The solution to this fantastical container of authoritarianism, to whatever extent there is a solution, begins with developing the capacity to think and to sit with such thoughts. This can come in small doses. A good analyst or a good friend or a good journal can be a guide, prodding us to think about what is so terrible about that? What are you afraid of? How real is that? Once we start sitting with a terrible thought for even a minute and find that it doesn’t destroy us, we might be able to sit with it for two minutes. We might develop a certain curiosity and even disinterest about why we find that thought to be so terrifying. We might gradually become the kind of person who is no longer terrified by it but finds instead that it is kind of funny that we were ever so afraid.
Politically this happens all the time.

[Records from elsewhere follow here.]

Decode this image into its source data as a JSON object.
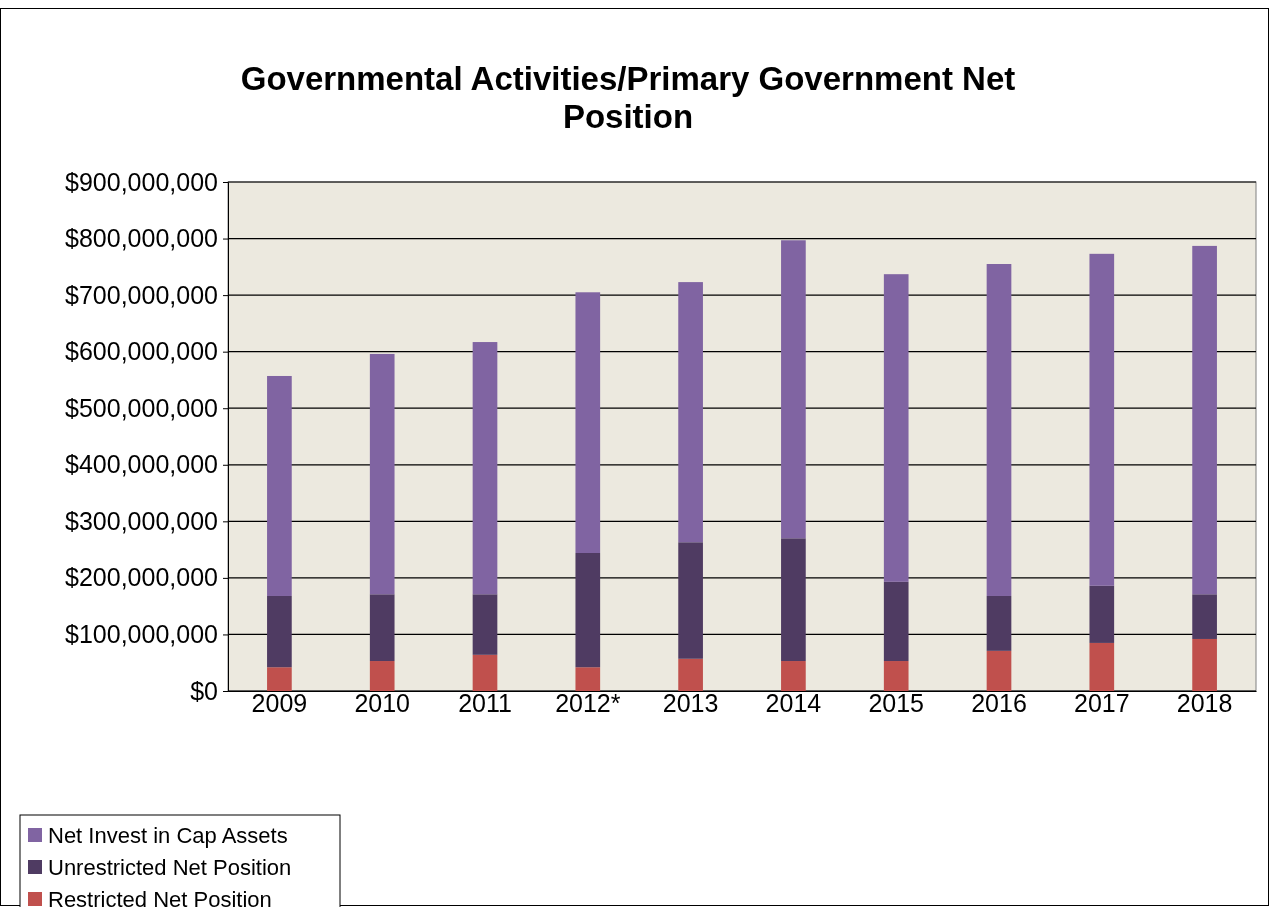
{
  "chart_data": {
    "type": "bar",
    "title": "Governmental Activities/Primary Government Net Position",
    "categories": [
      "2009",
      "2010",
      "2011",
      "2012*",
      "2013",
      "2014",
      "2015",
      "2016",
      "2017",
      "2018"
    ],
    "stacked": true,
    "series": [
      {
        "name": "Restricted Net Position",
        "color": "#c0504d",
        "values": [
          42000000,
          53000000,
          64000000,
          42000000,
          57000000,
          53000000,
          53000000,
          71000000,
          85000000,
          92000000
        ]
      },
      {
        "name": "Unrestricted Net Position",
        "color": "#4f3b62",
        "values": [
          126000000,
          118000000,
          107000000,
          202000000,
          206000000,
          217000000,
          140000000,
          97000000,
          101000000,
          79000000
        ]
      },
      {
        "name": "Net Invest in Cap Assets",
        "color": "#8064a2",
        "values": [
          389000000,
          425000000,
          446000000,
          461000000,
          460000000,
          527000000,
          544000000,
          587000000,
          587000000,
          616000000
        ]
      }
    ],
    "ylim": [
      0,
      900000000
    ],
    "yticks": [
      {
        "value": 0,
        "label": "$0"
      },
      {
        "value": 100000000,
        "label": "$100,000,000"
      },
      {
        "value": 200000000,
        "label": "$200,000,000"
      },
      {
        "value": 300000000,
        "label": "$300,000,000"
      },
      {
        "value": 400000000,
        "label": "$400,000,000"
      },
      {
        "value": 500000000,
        "label": "$500,000,000"
      },
      {
        "value": 600000000,
        "label": "$600,000,000"
      },
      {
        "value": 700000000,
        "label": "$700,000,000"
      },
      {
        "value": 800000000,
        "label": "$800,000,000"
      },
      {
        "value": 900000000,
        "label": "$900,000,000"
      }
    ],
    "grid": "y",
    "legend": "bottom left"
  }
}
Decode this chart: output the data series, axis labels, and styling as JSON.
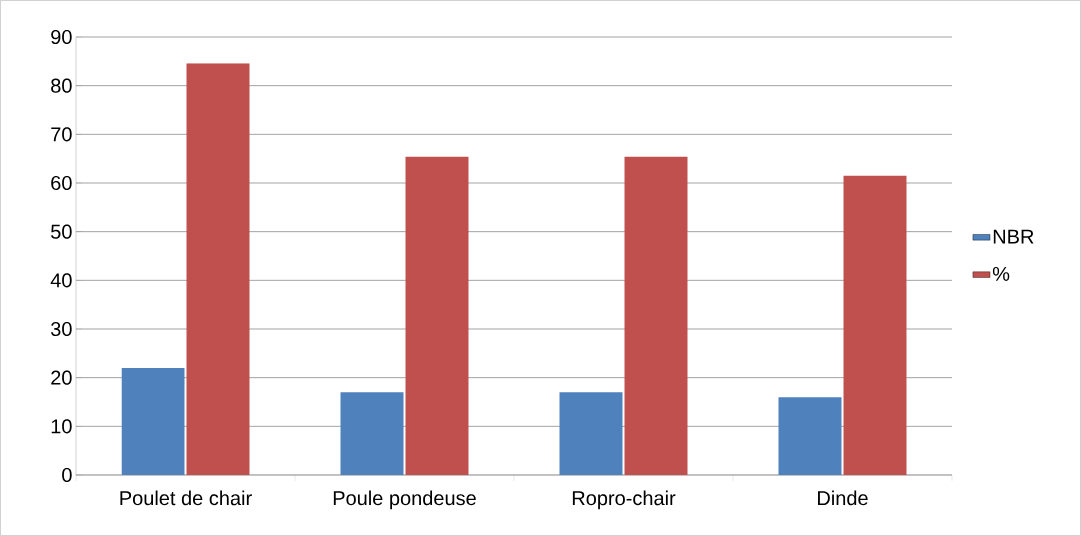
{
  "chart_data": {
    "type": "bar",
    "categories": [
      "Poulet de chair",
      "Poule pondeuse",
      "Ropro-chair",
      "Dinde"
    ],
    "series": [
      {
        "name": "NBR",
        "color": "#4f81bd",
        "values": [
          22,
          17,
          17,
          16
        ]
      },
      {
        "name": "%",
        "color": "#c0504d",
        "values": [
          84.6,
          65.4,
          65.4,
          61.5
        ]
      }
    ],
    "ylim": [
      0,
      90
    ],
    "yticks": [
      0,
      10,
      20,
      30,
      40,
      50,
      60,
      70,
      80,
      90
    ],
    "grid": "y",
    "legend": "right"
  }
}
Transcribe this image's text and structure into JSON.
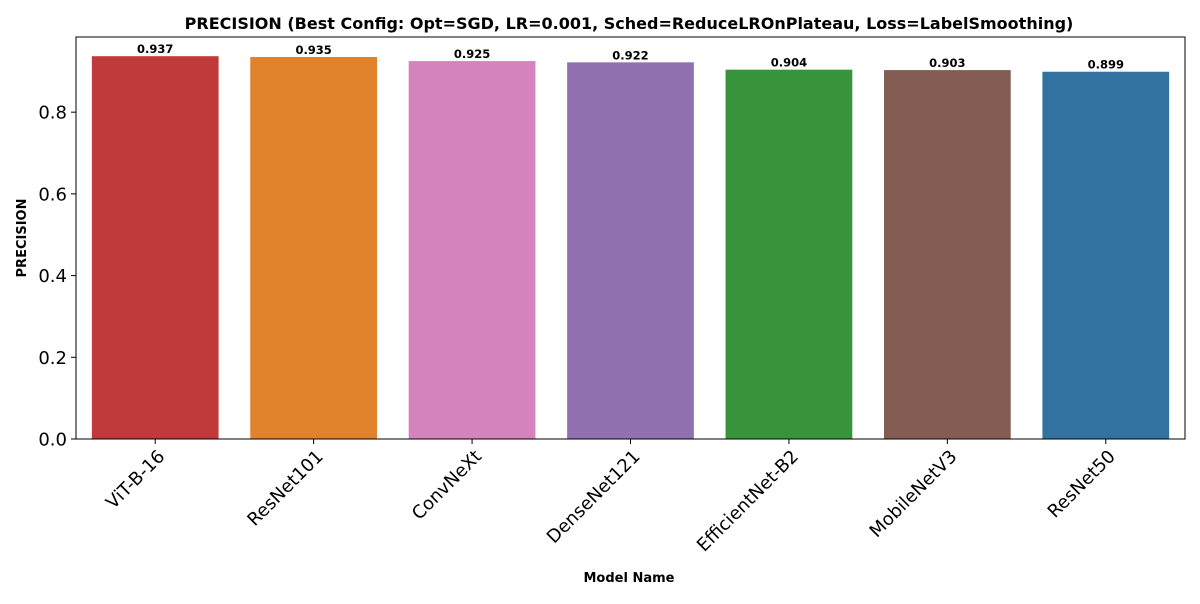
{
  "chart_data": {
    "type": "bar",
    "title": "PRECISION (Best Config: Opt=SGD, LR=0.001, Sched=ReduceLROnPlateau, Loss=LabelSmoothing)",
    "xlabel": "Model Name",
    "ylabel": "PRECISION",
    "categories": [
      "ViT-B-16",
      "ResNet101",
      "ConvNeXt",
      "DenseNet121",
      "EfficientNet-B2",
      "MobileNetV3",
      "ResNet50"
    ],
    "values": [
      0.937,
      0.935,
      0.925,
      0.922,
      0.904,
      0.903,
      0.899
    ],
    "value_labels": [
      "0.937",
      "0.935",
      "0.925",
      "0.922",
      "0.904",
      "0.903",
      "0.899"
    ],
    "colors": [
      "#c03a3b",
      "#e0812c",
      "#d583bd",
      "#9271b0",
      "#38943a",
      "#835c53",
      "#3172a0"
    ],
    "yticks": [
      0.0,
      0.2,
      0.4,
      0.6,
      0.8
    ],
    "ytick_labels": [
      "0.0",
      "0.2",
      "0.4",
      "0.6",
      "0.8"
    ],
    "ylim": [
      0,
      0.984
    ],
    "grid": false,
    "legend": "none"
  }
}
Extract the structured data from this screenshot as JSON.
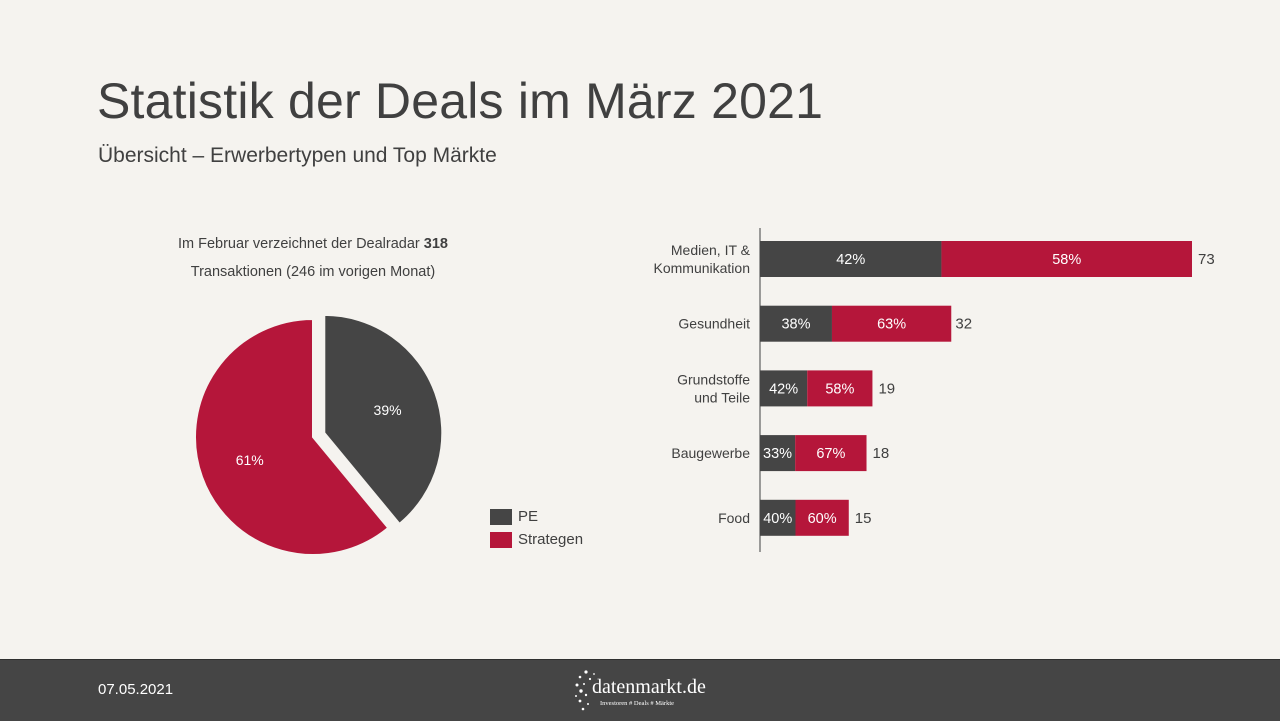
{
  "header": {
    "title": "Statistik der Deals im März 2021",
    "subtitle": "Übersicht – Erwerbertypen und Top Märkte"
  },
  "intro": {
    "text_before": "Im Februar verzeichnet der Dealradar ",
    "highlight": "318",
    "text_after": "Transaktionen (246 im vorigen Monat)"
  },
  "colors": {
    "pe": "#454545",
    "strategen": "#b5163a",
    "background": "#f5f3ef"
  },
  "footer": {
    "date": "07.05.2021",
    "logo_name": "datenmarkt.de",
    "logo_tagline": "Investoren # Deals # Märkte"
  },
  "chart_data": [
    {
      "type": "pie",
      "labels": [
        "PE",
        "Strategen"
      ],
      "values": [
        39,
        61
      ],
      "value_labels": [
        "39%",
        "61%"
      ],
      "exploded": "PE",
      "legend": "right"
    },
    {
      "type": "bar",
      "orientation": "horizontal",
      "stacked": true,
      "categories": [
        [
          "Medien, IT &",
          "Kommunikation"
        ],
        [
          "Gesundheit"
        ],
        [
          "Grundstoffe",
          "und Teile"
        ],
        [
          "Baugewerbe"
        ],
        [
          "Food"
        ]
      ],
      "totals": [
        73,
        32,
        19,
        18,
        15
      ],
      "series": [
        {
          "name": "PE",
          "shares": [
            42,
            38,
            42,
            33,
            40
          ],
          "labels": [
            "42%",
            "38%",
            "42%",
            "33%",
            "40%"
          ]
        },
        {
          "name": "Strategen",
          "shares": [
            58,
            63,
            58,
            67,
            60
          ],
          "labels": [
            "58%",
            "63%",
            "58%",
            "67%",
            "60%"
          ]
        }
      ],
      "xlim": [
        0,
        73
      ]
    }
  ]
}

It happens when people encounter others they previously thought were monsters and find that they are not so horrible after all: people marked as others, depending on the context, perhaps queers, immigrants, and other foreigners. If we avoid them at all costs they become demonized and retain their imagined malevolent force, but if we encounter them in a more humane manner we can see that they are just other human beings. This is why densely populated urban areas tend to be more left-leaning that rural areas. Familiarity with foreignness tames the anxiety.
Conclusion
Briefly here I have laid out how neoliberalism generated precarity; how authoritarianism (in the service of neoliberalism) offers to contain it, including through all the familiar elements of its playbook; and some initial directions for working through the primary defense of not thinking. By “thinking” I do not mean just cognition and logic but more the capacity to mentalize affective experiences, to be able to put into words and so reflect on the effect of capitalism run amok. There is much more I have to say, but alas no time left here.